Remove PHP Backdoor Trojan

TL;DR

A PHP backdoor is serious. This guide helps you find and remove it from your local machine to regain control and security.

1. Stop the Web Server Immediately

The first thing to do is prevent further damage. Stop Apache, Nginx, or whatever web server software you’re using. How you do this depends on your operating system:

• Windows: Open Services (search for ‘Services’ in the Start menu). Find your web server (e.g., Apache2.4) and right-click > Stop.
• Linux (systemd): Open a terminal and use sudo systemctl stop apache2 or sudo systemctl stop nginx (replace ‘apache2’/’nginx’ with your server name).

2. Back Up Your Website Files (Carefully!)

Before you start deleting anything, make a backup. Important: Don’t just copy the entire website folder. The backdoor will be copied too! Instead:

• Copy only configuration files (e.g., wp-config.php for WordPress, settings.php for Drupal).
• If you have a database, create a separate database backup using phpMyAdmin or your hosting control panel.

Store the backups on a different drive or computer – not on the infected machine.

3. Scan Your Files

You need to find the malicious code. Here are several methods:

a) Manual Inspection (Time-Consuming but Effective)

1. Look for recently modified files: Use your file manager or a command line tool to sort files by modification date. Focus on PHP files (.php, .inc, etc.).
2. Search for suspicious code: Open the most recently modified files in a text editor and look for:
   • Base64 encoded strings (often used to hide commands).
   • eval() function calls – these are very common in backdoors.
   • Unusual or unexpected functions like system(), exec(), shell_exec(), passthru().
   • Code that attempts to connect to external websites (the attacker’s server).

   b) Using a Scanner

   Several tools can help automate the process:

   • rkhunter (Linux): Install with sudo apt install rkhunter and run sudo rkhunter --checkall.
   • ClamAV (Cross-Platform): Install and scan your website directory.
   • Online scanners: Websites like VirusTotal can scan individual files or small archives, but be cautious about uploading sensitive data.

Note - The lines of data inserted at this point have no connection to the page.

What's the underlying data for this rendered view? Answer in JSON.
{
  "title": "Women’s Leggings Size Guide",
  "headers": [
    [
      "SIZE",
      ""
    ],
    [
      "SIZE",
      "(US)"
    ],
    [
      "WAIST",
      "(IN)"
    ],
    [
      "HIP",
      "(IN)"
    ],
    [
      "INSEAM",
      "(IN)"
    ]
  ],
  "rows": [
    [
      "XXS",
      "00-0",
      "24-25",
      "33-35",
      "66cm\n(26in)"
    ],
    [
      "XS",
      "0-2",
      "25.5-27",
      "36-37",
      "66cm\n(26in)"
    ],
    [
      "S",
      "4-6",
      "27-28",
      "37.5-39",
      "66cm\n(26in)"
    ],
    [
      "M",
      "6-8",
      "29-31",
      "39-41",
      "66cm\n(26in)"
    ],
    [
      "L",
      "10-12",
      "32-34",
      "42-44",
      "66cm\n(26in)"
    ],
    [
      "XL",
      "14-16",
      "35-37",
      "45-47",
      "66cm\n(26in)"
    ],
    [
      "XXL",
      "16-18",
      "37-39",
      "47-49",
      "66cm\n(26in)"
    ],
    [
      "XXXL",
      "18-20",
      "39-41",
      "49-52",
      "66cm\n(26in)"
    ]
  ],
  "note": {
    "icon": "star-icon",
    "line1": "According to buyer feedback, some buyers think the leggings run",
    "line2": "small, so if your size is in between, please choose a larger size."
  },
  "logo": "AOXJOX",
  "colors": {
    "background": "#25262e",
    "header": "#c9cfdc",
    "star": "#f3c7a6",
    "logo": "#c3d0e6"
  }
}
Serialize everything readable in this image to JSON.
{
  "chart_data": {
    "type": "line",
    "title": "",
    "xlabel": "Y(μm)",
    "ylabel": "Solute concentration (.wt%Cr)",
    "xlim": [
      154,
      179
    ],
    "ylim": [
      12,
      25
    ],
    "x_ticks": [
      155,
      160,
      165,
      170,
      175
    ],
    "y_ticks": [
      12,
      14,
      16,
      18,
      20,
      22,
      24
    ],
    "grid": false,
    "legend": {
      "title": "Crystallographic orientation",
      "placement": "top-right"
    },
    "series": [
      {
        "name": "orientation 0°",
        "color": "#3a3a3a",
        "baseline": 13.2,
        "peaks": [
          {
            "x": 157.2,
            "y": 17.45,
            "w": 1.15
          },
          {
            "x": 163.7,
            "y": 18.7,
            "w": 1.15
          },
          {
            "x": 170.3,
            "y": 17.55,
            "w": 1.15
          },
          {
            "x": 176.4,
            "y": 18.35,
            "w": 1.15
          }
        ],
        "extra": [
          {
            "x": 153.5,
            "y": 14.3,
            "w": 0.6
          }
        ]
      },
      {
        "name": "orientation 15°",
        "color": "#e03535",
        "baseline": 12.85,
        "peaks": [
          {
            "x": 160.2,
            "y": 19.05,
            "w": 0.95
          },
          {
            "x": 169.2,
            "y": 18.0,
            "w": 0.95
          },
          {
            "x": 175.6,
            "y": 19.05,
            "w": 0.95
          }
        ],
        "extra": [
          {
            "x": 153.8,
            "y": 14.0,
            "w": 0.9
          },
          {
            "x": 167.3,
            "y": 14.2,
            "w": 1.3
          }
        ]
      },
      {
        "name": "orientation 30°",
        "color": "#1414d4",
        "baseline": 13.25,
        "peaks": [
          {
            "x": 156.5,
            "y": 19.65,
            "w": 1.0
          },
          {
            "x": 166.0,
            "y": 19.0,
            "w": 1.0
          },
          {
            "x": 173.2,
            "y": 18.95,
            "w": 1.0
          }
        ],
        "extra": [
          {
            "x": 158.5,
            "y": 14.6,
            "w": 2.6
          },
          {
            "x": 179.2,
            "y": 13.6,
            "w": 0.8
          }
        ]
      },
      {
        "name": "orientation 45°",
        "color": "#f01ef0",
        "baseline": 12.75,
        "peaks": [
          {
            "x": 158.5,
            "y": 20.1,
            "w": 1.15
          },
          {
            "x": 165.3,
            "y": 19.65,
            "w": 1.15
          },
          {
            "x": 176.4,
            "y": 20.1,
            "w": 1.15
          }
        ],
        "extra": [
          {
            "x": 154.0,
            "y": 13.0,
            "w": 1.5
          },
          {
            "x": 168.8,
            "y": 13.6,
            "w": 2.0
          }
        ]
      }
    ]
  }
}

   Example rkhunter output snippet:

   Found file /var/www/html/wp-content/plugins/some-plugin/malicious_file.php - possible backdoor!

   4. Remove the Backdoor

   Once you’ve identified the malicious files:

   1. Delete them: The safest option is to delete the infected files completely.
   2. If deletion isn’t possible (rare): Carefully edit the file and remove only the malicious code. This requires advanced knowledge and carries a risk of leaving remnants behind. Do not attempt this unless you are confident in your abilities.

   5. Check Your Database

   Backdoors can sometimes inject malicious code into your database.

   • Inspect tables: Use phpMyAdmin or a similar tool to examine the contents of your database tables, especially those related to posts, pages, and options.
   • Look for unusual entries: Search for suspicious scripts or encoded data within table fields.
   • Restore from backup (if clean): If you have a clean database backup created before the infection, restore it.

   6. Update Everything

   Outdated software is a major security risk.

   • Update your CMS: WordPress, Drupal, Joomla, etc., to the latest version.
   • Update plugins and themes: Remove any unused or outdated plugins/themes.
   • Update PHP: Use the latest stable version of PHP.
   • Update your operating system: Install all available security patches.

   7. Change Passwords

   The attacker may have stolen your passwords.

   • Change passwords for:
   • Your web server control panel.
   • Your database user accounts.
   • Your CMS administrator account.
   • Any FTP or SSH accounts.

   8. Rebuild .htaccess (Apache)

   Backdoors can modify your .htaccess file to redirect traffic or hide their presence.

   # Restore from a backup if you have one. Otherwise, create a new default .htaccess file for your CMS.

   9. Monitor Your Website

   Keep an eye on your website for any signs of reinfection or unusual activity.

   • Check server logs: Regularly review your web server access and error logs.
   • Use a security plugin: WordPress plugins like Wordfence or Sucuri Security can provide ongoing protection.